Self-Distillation for Gaussian Process Regression and Classification
This work addresses the problem of applying knowledge distillation to Gaussian Process models for researchers in machine learning, but it appears incremental as it adapts existing distillation concepts to a specific model type.
The authors tackled the problem of extending knowledge distillation to Gaussian Process Regression and Classification by proposing data-centric and distribution-centric approaches, showing that these methods relate to existing techniques like kernel ridge regression self-distillation and data duplication, and they claim to be the first to formulate distillation specifically for Gaussian Process models.

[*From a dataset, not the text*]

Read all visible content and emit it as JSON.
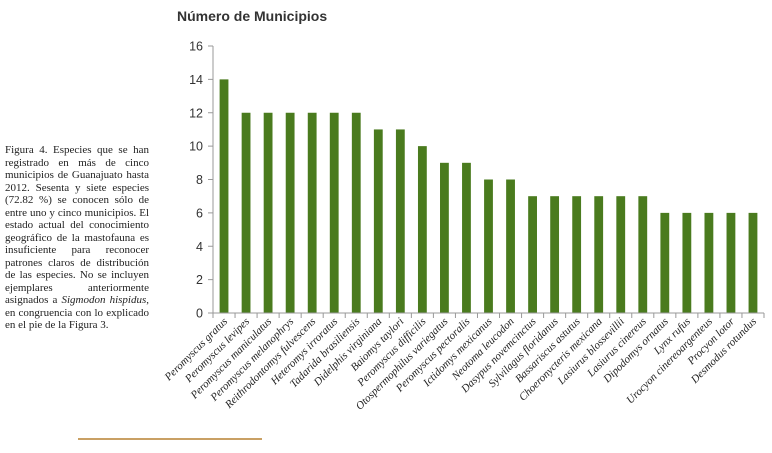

We propose two approaches to extend the notion of knowledge distillation to Gaussian Process Regression (GPR) and Gaussian Process Classification (GPC); data-centric and distribution-centric. The data-centric approach resembles most current distillation techniques for machine learning, and refits a model on deterministic predictions from the teacher, while the distribution-centric approach, re-uses the full probabilistic posterior for the next iteration. By analyzing the properties of these approaches, we show that the data-centric approach for GPR closely relates to known results for self-distillation of kernel ridge regression and that the distribution-centric approach for GPR corresponds to ordinary GPR with a very particular choice of hyperparameters. Furthermore, we demonstrate that the distribution-centric approach for GPC approximately corresponds to data duplication and a particular scaling of the covariance and that the data-centric approach for GPC requires redefining the model from a Binomial likelihood to a continuous Bernoulli likelihood to be well-specified. To the best of our knowledge, our proposed approaches are the first to formulate knowledge distillation specifically for Gaussian Process models.